Entretanto, en los escritos de Henry David Thoreau encontramos un caso interesante de lo que Cayce una vez denominó «ciencia oculta o mística».4

En el siglo diecinueve, este trascendentalista de Nueva Inglaterra fue muy enfático al atreverse a contradecir la ortodoxia científica de su época: «No existe nada inorgánico», declaró de plano.5 Posición totalmente herética para una época en la que con mucha precisión, la ciencia había clasificado toda la materia en dos tipos de sustancias: «orgánicas» e «inorgánicas». Hoy, por supuesto, en su esclarecedor estudio de las partículas subatómicas y de todo el universo contenido en el átomo, los físicos modernos han llevado a la ciencia a reformular su antigua premisa y ponerse de parte de Thoreau. Después de todo, no hay nada que sea de veras inorgánico . . .

En lo que respecta al átomo, volvemos a Edgar Cayce.

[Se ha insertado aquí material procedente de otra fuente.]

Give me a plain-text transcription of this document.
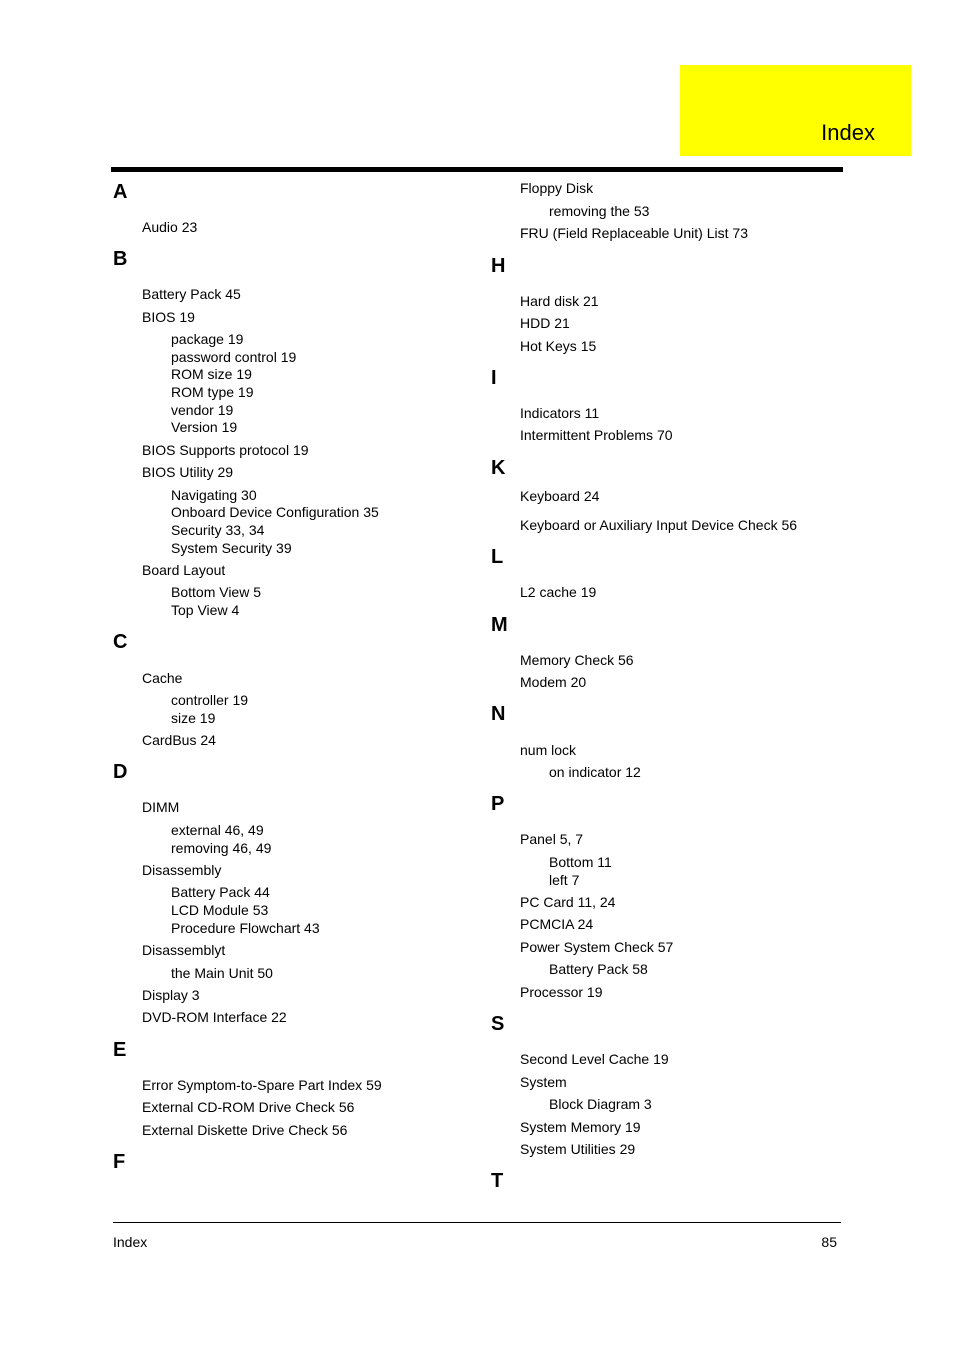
Index
A
Audio 23
B
Battery Pack 45
BIOS 19
package 19
password control 19
ROM size 19
ROM type 19
vendor 19
Version 19
BIOS Supports protocol 19
BIOS Utility 29
Navigating 30
Onboard Device Configuration 35
Security 33, 34
System Security 39
Board Layout
Bottom View 5
Top View 4
C
Cache
controller 19
size 19
CardBus 24
D
DIMM
external 46, 49
removing 46, 49
Disassembly
Battery Pack 44
LCD Module 53
Procedure Flowchart 43
Disassemblyt
the Main Unit 50
Display 3
DVD-ROM Interface 22
E
Error Symptom-to-Spare Part Index 59
External CD-ROM Drive Check 56
External Diskette Drive Check 56
F
Floppy Disk
removing the 53
FRU (Field Replaceable Unit) List 73
H
Hard disk 21
HDD 21
Hot Keys 15
I
Indicators 11
Intermittent Problems 70
K
Keyboard 24
Keyboard or Auxiliary Input Device Check 56
L
L2 cache 19
M
Memory Check 56
Modem 20
N
num lock
on indicator 12
P
Panel 5, 7
Bottom 11
left 7
PC Card 11, 24
PCMCIA 24
Power System Check 57
Battery Pack 58
Processor 19
S
Second Level Cache 19
System
Block Diagram 3
System Memory 19
System Utilities 29
T
Index	85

En una lectura sobre el uso que los nativos de la Atlántida dieron a la energía del sol al convertirla en energía atómica, Cayce comentó que esa energía cautiva, en alguna época al servicio de propósitos constructivos, al final se convirtió en un sistema con fines destructivos y en la no buscada desintegración del continente de la Atlántida. Luego, proféticamente, agregó la advertencia de que esa misma energía latente estaba de nuevo cercana y a punto de ser usada una vez más con propósitos destructivos.6

Eso fue el 22 de julio de 1942. El ultrasecreto Proyecto Manhattan para desarrollar la bomba atómica, bajo el mando del General Groves, se había puesto en marcha a raíz de una recomendación hecha al Presidente Roosevelt en marzo de 1942 por Vannevar Bush, presidente del Comité de Investigación para la Defensa Nacional. Y en esa lectura psíquica sobre la Atlántida, Cayce parece haber tocado sin querer ese plan secreto, que más tarde llevó a la destrucción atómica de Hiroshima y Nagasaki, así como a la posterior carrera armamentista de las superpotencias.

Este fue, por supuesto, un trágico mal uso de la brillante fórmula de equivalencia de masa y energía, E = mc2, descubierta por Einstein unos años antes.

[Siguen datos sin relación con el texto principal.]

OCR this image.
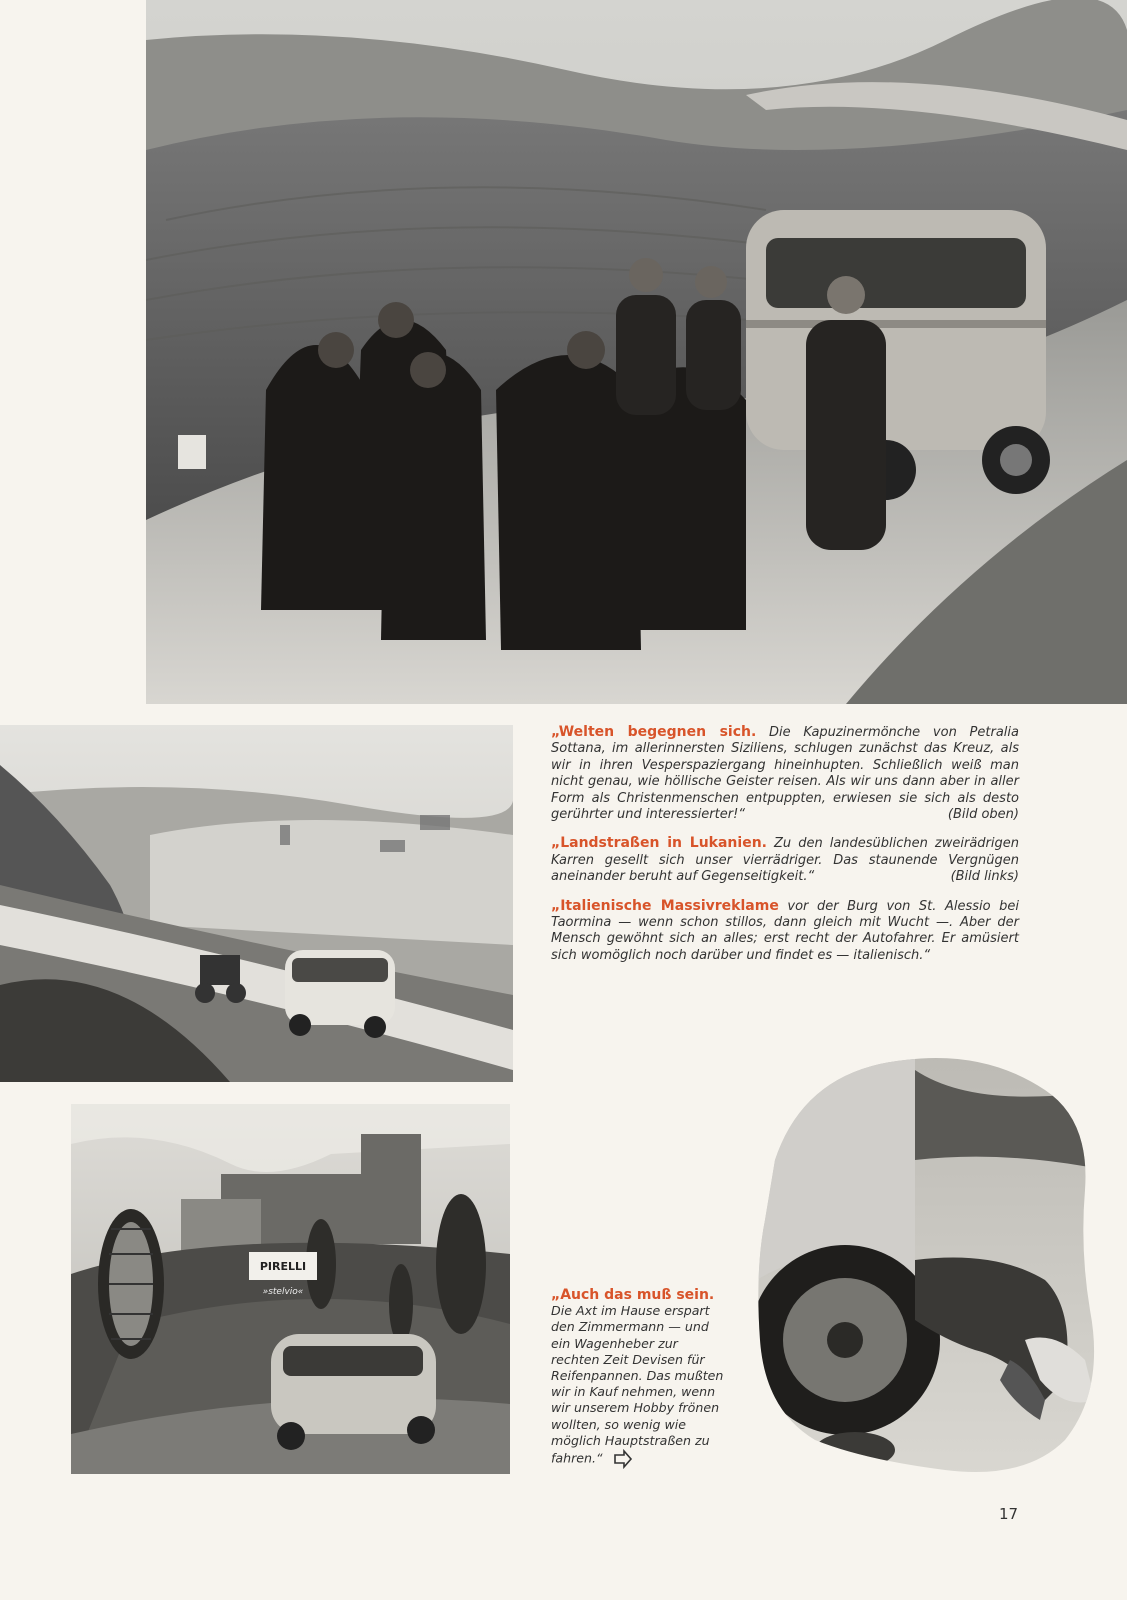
„Welten begegnen sich. Die Kapuzinermönche von Petralia Sottana, im allerinnersten Siziliens, schlugen zunächst das Kreuz, als wir in ihren Vesperspaziergang hineinhupten. Schließlich weiß man nicht genau, wie höllische Geister reisen. Als wir uns dann aber in aller Form als Christenmenschen entpuppten, erwiesen sie sich als desto gerührter und interessierter!“	(Bild oben)

„Landstraßen in Lukanien. Zu den landesüblichen zweirädrigen Karren gesellt sich unser vierrädriger. Das staunende Vergnügen aneinander beruht auf Gegenseitigkeit.“	(Bild links)

„Italienische Massivreklame vor der Burg von St. Alessio bei Taormina — wenn schon stillos, dann gleich mit Wucht —. Aber der Mensch gewöhnt sich an alles; erst recht der Autofahrer. Er amüsiert sich womöglich noch darüber und findet es — italienisch.“

PIRELLI
»stelvio«	„Auch das muß sein.
Die Axt im Hause erspart den Zimmermann — und ein Wagenheber zur rechten Zeit Devisen für Reifenpannen. Das mußten wir in Kauf nehmen, wenn wir unserem Hobby frönen wollten, so wenig wie möglich Hauptstraßen zu fahren.“
17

El gran físico era un creador, no un destructor. Y también era, para exasperación de muchos de sus colegas científicos menos eminentes, un confeso místico y devoto de la religión. Pero veamos como lo expresa por sí mismo.

Primero, sobre el misticismo: «La emoción más hermosa y más profunda que podemos experimentar es la sensación de lo místico. Es la sembradora de toda ciencia verdadera».7

Y sobre su propio y muy personal concepto de la religión, que denominó «el sentido religioso cósmico», escribió: «La base de todo trabajo científico es la convicción de que el mundo es una entidad ordenada y completa, lo cual es un concepto religioso. Mi sentir religioso es de humilde asombro frente al orden que revela la diminuta realidad a que corresponde nuestra débil inteligencia».8

En el caso de Einstein, sin duda, ciencia y religión se fusionaron como una sola, en una unión mística. Es obvio que compartía el punto de vista holístico que Cayce tenía de las cosas. Al igual que otro personaje, de quien alguna vez Cayce dijo que fue el más grande psíquico que jamás haya vivido.9 Su nombre: Jesús de Nazaret.